Data analytics has become an essential tool in the field of compliance and risk management. It allows compliance officers to assess the effectiveness of their programs and identify potential risks before they escalate into major issues. In a recent episode of the podcast “Compliance into the Weeds,” Tom Fox and Matt Kelly, discussed not only the importance of having data analytics in a compliance program but actually using the data in a risk management strategy.
The Consumer Financial Protection Bureau (CFPB) recently fined Bank of America $12 million for mishandling data analytics, specifically around accurate data about home mortgage applications. The bank had all the necessary data to assess its compliance risks, but it failed to maintain continuous monitoring, leading to compliance issues. This case serves as a reminder of the need for ongoing data analysis for proactive risk management.
The CFPB found that Bank of America violated the Home Mortgage Disclosure Act, a law on the around since the time I graduated from High School, that being 1975. The law itself requires mortgage lenders to collect demographic data about home loan applicants and report that data to various federal agencies. Bank of America settled the matter without admitting nor denying the allegation and agreed to the aforementioned $12 million fine.
As Matt noted in his Radical Compliance blog post, “Dig into the details of the settlement order, and you can see how data analytics, auditing, and monitoring all play a crucial role in assuring compliance with a regulation like this. Given that so many other business sectors have similar obligations to collect and report lots of data to regulators, maybe this case isn’t so obscure after all.”

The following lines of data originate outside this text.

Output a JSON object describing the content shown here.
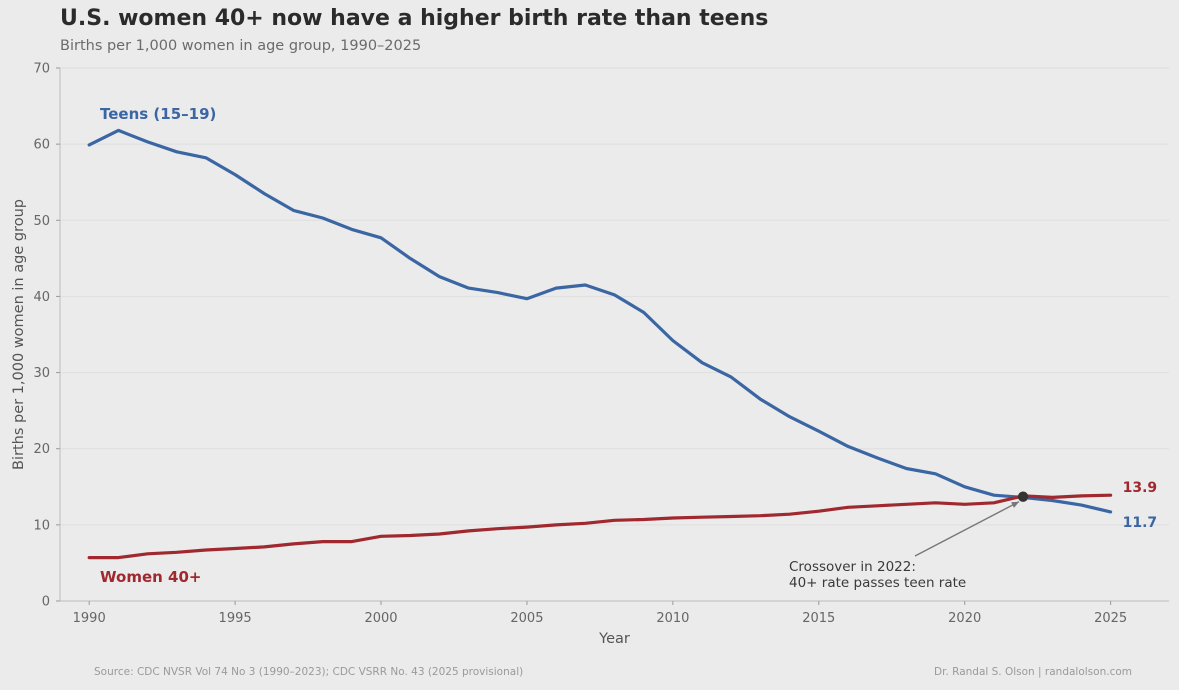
{
  "header": {
    "title": "U.S. women 40+ now have a higher birth rate than teens",
    "subtitle": "Births per 1,000 women in age group, 1990–2025"
  },
  "footer": {
    "source": "Source: CDC NVSR Vol 74 No 3 (1990–2023); CDC VSRR No. 43 (2025 provisional)",
    "credit": "Dr. Randal S. Olson  |  randalolson.com"
  },
  "chart_data": {
    "type": "line",
    "title": "U.S. women 40+ now have a higher birth rate than teens",
    "subtitle": "Births per 1,000 women in age group, 1990–2025",
    "xlabel": "Year",
    "ylabel": "Births per 1,000 women in age group",
    "xlim": [
      1989,
      2027
    ],
    "ylim": [
      0,
      70
    ],
    "x_ticks": [
      1990,
      1995,
      2000,
      2005,
      2010,
      2015,
      2020,
      2025
    ],
    "y_ticks": [
      0,
      10,
      20,
      30,
      40,
      50,
      60,
      70
    ],
    "grid": "horizontal",
    "x": [
      1990,
      1991,
      1992,
      1993,
      1994,
      1995,
      1996,
      1997,
      1998,
      1999,
      2000,
      2001,
      2002,
      2003,
      2004,
      2005,
      2006,
      2007,
      2008,
      2009,
      2010,
      2011,
      2012,
      2013,
      2014,
      2015,
      2016,
      2017,
      2018,
      2019,
      2020,
      2021,
      2022,
      2023,
      2024,
      2025
    ],
    "series": [
      {
        "name": "Teens (15–19)",
        "color": "#3a66a3",
        "values": [
          59.9,
          61.8,
          60.3,
          59.0,
          58.2,
          56.0,
          53.5,
          51.3,
          50.3,
          48.8,
          47.7,
          45.0,
          42.6,
          41.1,
          40.5,
          39.7,
          41.1,
          41.5,
          40.2,
          37.9,
          34.2,
          31.3,
          29.4,
          26.5,
          24.2,
          22.3,
          20.3,
          18.8,
          17.4,
          16.7,
          15.0,
          13.9,
          13.6,
          13.2,
          12.6,
          11.7
        ],
        "label_position": "top-left",
        "end_label": "11.7"
      },
      {
        "name": "Women 40+",
        "color": "#a0292f",
        "values": [
          5.7,
          5.7,
          6.2,
          6.4,
          6.7,
          6.9,
          7.1,
          7.5,
          7.8,
          7.8,
          8.5,
          8.6,
          8.8,
          9.2,
          9.5,
          9.7,
          10.0,
          10.2,
          10.6,
          10.7,
          10.9,
          11.0,
          11.1,
          11.2,
          11.4,
          11.8,
          12.3,
          12.5,
          12.7,
          12.9,
          12.7,
          12.9,
          13.8,
          13.6,
          13.8,
          13.9
        ],
        "label_position": "bottom-left",
        "end_label": "13.9"
      }
    ],
    "annotation": {
      "x": 2022,
      "y": 13.7,
      "text_line1": "Crossover in 2022:",
      "text_line2": "40+ rate passes teen rate"
    }
  }
}
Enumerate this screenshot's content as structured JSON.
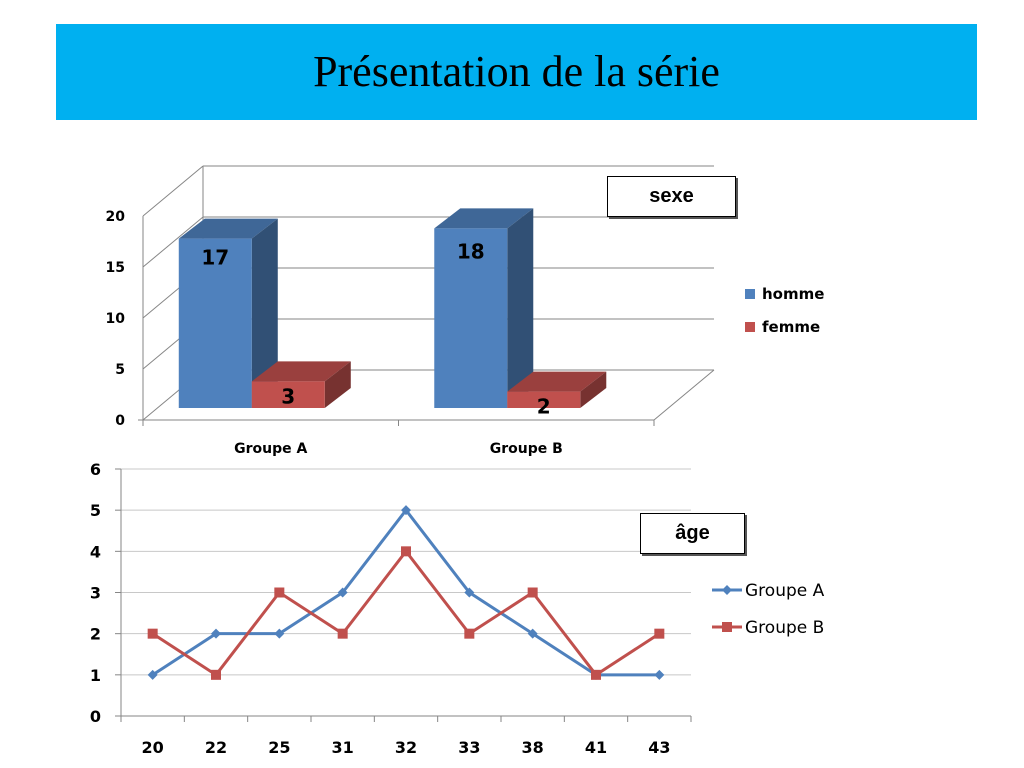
{
  "slide": {
    "title": "Présentation de la série"
  },
  "chart_data": [
    {
      "type": "bar",
      "title": "sexe",
      "categories": [
        "Groupe A",
        "Groupe B"
      ],
      "series": [
        {
          "name": "homme",
          "values": [
            17,
            18
          ]
        },
        {
          "name": "femme",
          "values": [
            3,
            2
          ]
        }
      ],
      "yticks": [
        0,
        5,
        10,
        15,
        20
      ],
      "ylim": [
        0,
        20
      ],
      "grid": true,
      "legend": "right",
      "colors": {
        "homme": "#4f81bd",
        "femme": "#c0504d"
      }
    },
    {
      "type": "line",
      "title": "âge",
      "x": [
        "20",
        "22",
        "25",
        "31",
        "32",
        "33",
        "38",
        "41",
        "43"
      ],
      "series": [
        {
          "name": "Groupe A",
          "values": [
            1,
            2,
            2,
            3,
            5,
            3,
            2,
            1,
            1
          ]
        },
        {
          "name": "Groupe B",
          "values": [
            2,
            1,
            3,
            2,
            4,
            2,
            3,
            1,
            2
          ]
        }
      ],
      "yticks": [
        0,
        1,
        2,
        3,
        4,
        5,
        6
      ],
      "ylim": [
        0,
        6
      ],
      "grid": true,
      "legend": "right",
      "colors": {
        "Groupe A": "#4f81bd",
        "Groupe B": "#c0504d"
      }
    }
  ]
}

The enforcement action drives home the clear lesson that data analytics is not a one-time tool to determine violations or identify risks. It should be used as a monitoring device that runs continuously to provide early warnings when risks enter the red zone. Bank of America’s mistake was treating data analytics as a one-time solution to a problem, rather than a long-term monitoring tool. They implemented analytics in 2013, found the error, introduced a control to correct it, and then switched it off when the problem seemed to be solved. However, the problem recurred, leading to the CFPB penalty.
As noted, is the high level of importance around surveillance and monitoring in the banking and financial services industry. These sectors have extensive monitoring and surveillance practices, recording every email and phone call to prevent improper messaging and manage risk. While this level of monitoring may seem draconian to other industries, it has proven effective in ensuring compliance and preventing fraud in those arenas.
The Bank of America case demonstrates that compliance officers often already have the necessary data for analysis; they just need to identify which information to study. In this case, the bank had all the data it needed to assess the compliance risk of information not provided in home loan applications. They implemented a monthly report to crack down on the abuse, resulting in a significant drop in the information not provided group. However, when they ceased the report in 2016, the rate started to increase again, ultimately leading to the violation and penalty.
The use of data analytics to monitor the effectiveness of controls was also a key lesson from the enforcement action. When Bank of America instituted monitoring to determine who was filling out the reports, they obtained significant information and saw a drop in the information not provided group. This strategy raises the stakes around the question of whether being watched or monitored can influence individuals to follow controls and do the right thing.
Data analytics should not only be used to analyze the effectiveness of compliance programs but also to analyze overall activity within an organization to identify compliance risks. Compliance officers should strive for analytics that run continuously, providing insights into the state of affairs over the long term. This approach allows for early detection of risks and enables business units to manage their own risks effectively.
The Bank of America case serves as a valuable lesson for compliance officers in any industry. It highlights the importance of ongoing data analysis, continuous monitoring, and the need to consider data analytics as a long-term risk management tool. By leveraging data analytics effectively, organizations can proactively identify and mitigate compliance risks, ultimately avoiding costly penalties and reputational damage.
Data analytics plays a crucial role in compliance and risk management. It enables compliance officers to assess program effectiveness, identify potential risks, and monitor activities for early warnings. The Bank of America case underscores the importance of continuous data analysis and monitoring in proactive risk management. By embracing data analytics as a long-term risk management tool, organizations can enhance their compliance efforts and safeguard against potential violations.